Gabriel in Mexiko
Gut und Böse kaum zu unterscheiden
Stand: 19.05.2017 14:13 Uhr
Nach seiner Reise in die USA besucht
Außenminister Gabriel heute mit Mexiko ein Land voller Gewalt.
Die Menschen sind der Willkür des organisierten - und durchaus
auch staatlichen - Verbrechens ausgesetzt.
Von Anne-Katrin Mellmann, ARD-Studio
Mexiko-Stadt
Bundesaußenminister Sigmar Gabriel besucht
Mexiko am Ende einer Woche voller Trauer und Entsetzen. Wieder
wurden Journalisten auf offener Straße erschossen - zwei an einem
Tag. Das macht schon sieben in diesem Jahr - mehr als in jedem
anderen Land der Welt. "Sie töten uns als wären wir Stechmücken",
schreibt der Journalist Alejandro Almazán in einem Abschiedsbrief
an einen der Getöteten. Sie - das sind Auftragskiller des
organisierten und des autorisierten Verbrechens.

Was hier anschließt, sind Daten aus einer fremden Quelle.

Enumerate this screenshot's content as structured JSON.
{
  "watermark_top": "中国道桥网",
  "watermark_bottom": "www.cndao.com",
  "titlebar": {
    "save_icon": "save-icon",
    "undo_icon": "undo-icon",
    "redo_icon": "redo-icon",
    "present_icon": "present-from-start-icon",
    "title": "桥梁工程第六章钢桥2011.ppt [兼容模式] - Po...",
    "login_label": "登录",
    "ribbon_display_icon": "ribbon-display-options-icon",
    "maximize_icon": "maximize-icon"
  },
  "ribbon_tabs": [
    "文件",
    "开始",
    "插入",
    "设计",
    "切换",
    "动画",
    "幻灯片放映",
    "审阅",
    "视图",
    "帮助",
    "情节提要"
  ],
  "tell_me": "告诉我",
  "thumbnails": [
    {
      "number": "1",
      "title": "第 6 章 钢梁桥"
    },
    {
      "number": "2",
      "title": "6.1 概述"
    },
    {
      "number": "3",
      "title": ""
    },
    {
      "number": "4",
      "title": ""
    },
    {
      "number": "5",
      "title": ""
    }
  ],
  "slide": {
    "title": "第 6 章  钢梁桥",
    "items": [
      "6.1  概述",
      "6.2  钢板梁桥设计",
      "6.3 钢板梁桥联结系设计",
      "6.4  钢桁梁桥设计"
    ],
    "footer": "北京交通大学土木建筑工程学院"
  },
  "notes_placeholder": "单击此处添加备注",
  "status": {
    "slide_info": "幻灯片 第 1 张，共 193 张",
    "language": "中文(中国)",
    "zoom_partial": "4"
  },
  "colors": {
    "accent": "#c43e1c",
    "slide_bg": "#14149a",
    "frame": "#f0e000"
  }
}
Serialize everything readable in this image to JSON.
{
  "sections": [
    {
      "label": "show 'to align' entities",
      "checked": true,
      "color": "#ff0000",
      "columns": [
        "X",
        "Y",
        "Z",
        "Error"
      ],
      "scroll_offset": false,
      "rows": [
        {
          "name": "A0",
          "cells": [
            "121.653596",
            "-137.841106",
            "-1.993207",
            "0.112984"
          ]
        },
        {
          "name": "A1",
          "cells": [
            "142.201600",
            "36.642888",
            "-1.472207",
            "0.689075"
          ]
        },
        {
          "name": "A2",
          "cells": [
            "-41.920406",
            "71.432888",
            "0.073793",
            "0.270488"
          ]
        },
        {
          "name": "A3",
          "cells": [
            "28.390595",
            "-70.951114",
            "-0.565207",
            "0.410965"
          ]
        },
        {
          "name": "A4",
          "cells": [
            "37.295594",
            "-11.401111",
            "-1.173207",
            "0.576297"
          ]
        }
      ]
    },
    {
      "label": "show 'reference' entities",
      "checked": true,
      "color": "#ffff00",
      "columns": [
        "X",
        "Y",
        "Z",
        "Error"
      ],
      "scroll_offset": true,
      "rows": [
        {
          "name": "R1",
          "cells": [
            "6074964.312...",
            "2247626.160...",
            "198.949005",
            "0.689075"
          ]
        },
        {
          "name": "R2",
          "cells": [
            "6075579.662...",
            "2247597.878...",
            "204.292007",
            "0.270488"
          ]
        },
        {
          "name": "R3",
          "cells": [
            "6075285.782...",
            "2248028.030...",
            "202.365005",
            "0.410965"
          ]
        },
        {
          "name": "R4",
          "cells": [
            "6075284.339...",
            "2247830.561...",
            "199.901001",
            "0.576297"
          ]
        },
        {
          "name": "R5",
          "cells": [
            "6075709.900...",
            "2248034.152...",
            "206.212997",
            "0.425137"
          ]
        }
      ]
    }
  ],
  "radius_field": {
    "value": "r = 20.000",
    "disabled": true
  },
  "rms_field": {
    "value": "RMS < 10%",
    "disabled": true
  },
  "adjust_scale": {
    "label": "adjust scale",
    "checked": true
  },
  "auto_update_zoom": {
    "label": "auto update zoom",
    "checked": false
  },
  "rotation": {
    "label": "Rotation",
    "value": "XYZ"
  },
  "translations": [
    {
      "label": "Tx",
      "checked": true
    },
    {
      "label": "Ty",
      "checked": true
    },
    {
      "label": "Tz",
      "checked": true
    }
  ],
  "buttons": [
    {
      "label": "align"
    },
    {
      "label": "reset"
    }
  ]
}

Der Staat gehört zu den Tätern. Auf sein
Konto gehen mehr als die Hälfte der in die Hunderte gehenden
Angriffe auf Medienmitarbeiter. Die allgegenwärtige Straflosigkeit
macht es möglich.
Nur 0,3 Prozent der Mordfälle werden
aufgeklärt. Ungeklärt ist etwa, wer Miroslava Breach erschoss. Sie
schrieb über Korruption und organisierte Kriminalität für die
Zeitung "El Norte" in Ciudad Juárez an der Grenze zu Texas.
Nachdem sie im März ermordet worden war, stellte "El Norte" aus
Angst die Arbeit ein.
Unterstützung für die Presse
Deutschlands Botschafter in Mexiko, Viktor
Elbling, besuchte die Redaktion. Dort sagte er: "Nach allem, was
wir hören, ist es für die Journalisten und für die Medien wichtig,
dass sie wahrgenommen werden. Wir wollen ein Signal geben, dass
wir aufmerksam beobachten, was in dem Land passiert."
Elbling sagt, die Pressefreiheit sei eines
der zentralen Themen des Rechtsstaates sowie der Entwicklung der
Demokratie. "Ich glaube, wenn Deutschland, andere Länder und die
EU zeigen - nicht nur durch ihre Erklärungen, sondern auch durch
Gespräche wie dieses - dass wir die Arbeit der Journalisten hier
im Auge haben, dass wir sie unterstützen, dann ist das schon ein
Schritt zu etwas mehr Sicherheit und Sichtbarkeit für die
Journalisten", so der Botschafter.
Elbling geht es um Sicherheit, die der
mexikanische Staat schon lange niemandem mehr gibt. Sein Chef,
Außenminister Gabriel, sieht ein Land, in dem Pressefreiheit nur
noch ein Wort ist. Genauso gefährdet wie Journalisten sind
Aktivisten. Wer etwa für Rechte der Indigenen kämpft oder wie
Miriam Rodriguez Verschwundene sucht, geht ein hohes Risiko ein.
Zwei Jahre nach dem Verschwinden ihrer Tochter fand sie deren
Überreste verscharrt in einem Massengrab.
Am Muttertag erschossen
Der Fall der verschwundenen Tochter ist ein
Fall von Zehntausenden. Mindestens 30.000 Menschen gelten in
Mexiko als verschwunden. Rodriguez‘ Kampf um Aufklärung dieser
Verbrechen kostete sie das Leben. Am Muttertag wurde sie
erschossen. Die Täter sind unbekannt.
Mexiko sei zu einem "Schlachthaus" geworden,
schreiben die Zeitungen. Sogar der Chef der Nationalen
Menschenrechtskommission, Luis Raúl González, stellt dem Staat ein
vernichtendes Zeugnis aus. Er sagte: "Wegen der Straflosigkeit,
der fehlenden Schulung und der Trägheit der Behörden können
Folter, Verschwindenlassen oder willkürliche Hinrichtungen
fortbestehen." Der "Zugang zu Wahrheit und Gerechtigkeit" liege
dadurch "immer noch in weiter Ferne".
Straflosigkeit, Korruption und die enge
Verflechtung von Staat und organisiertem Verbrechen höhlen den
Rechtsstaat aus. Gut und Böse sind kaum noch zu unterscheiden.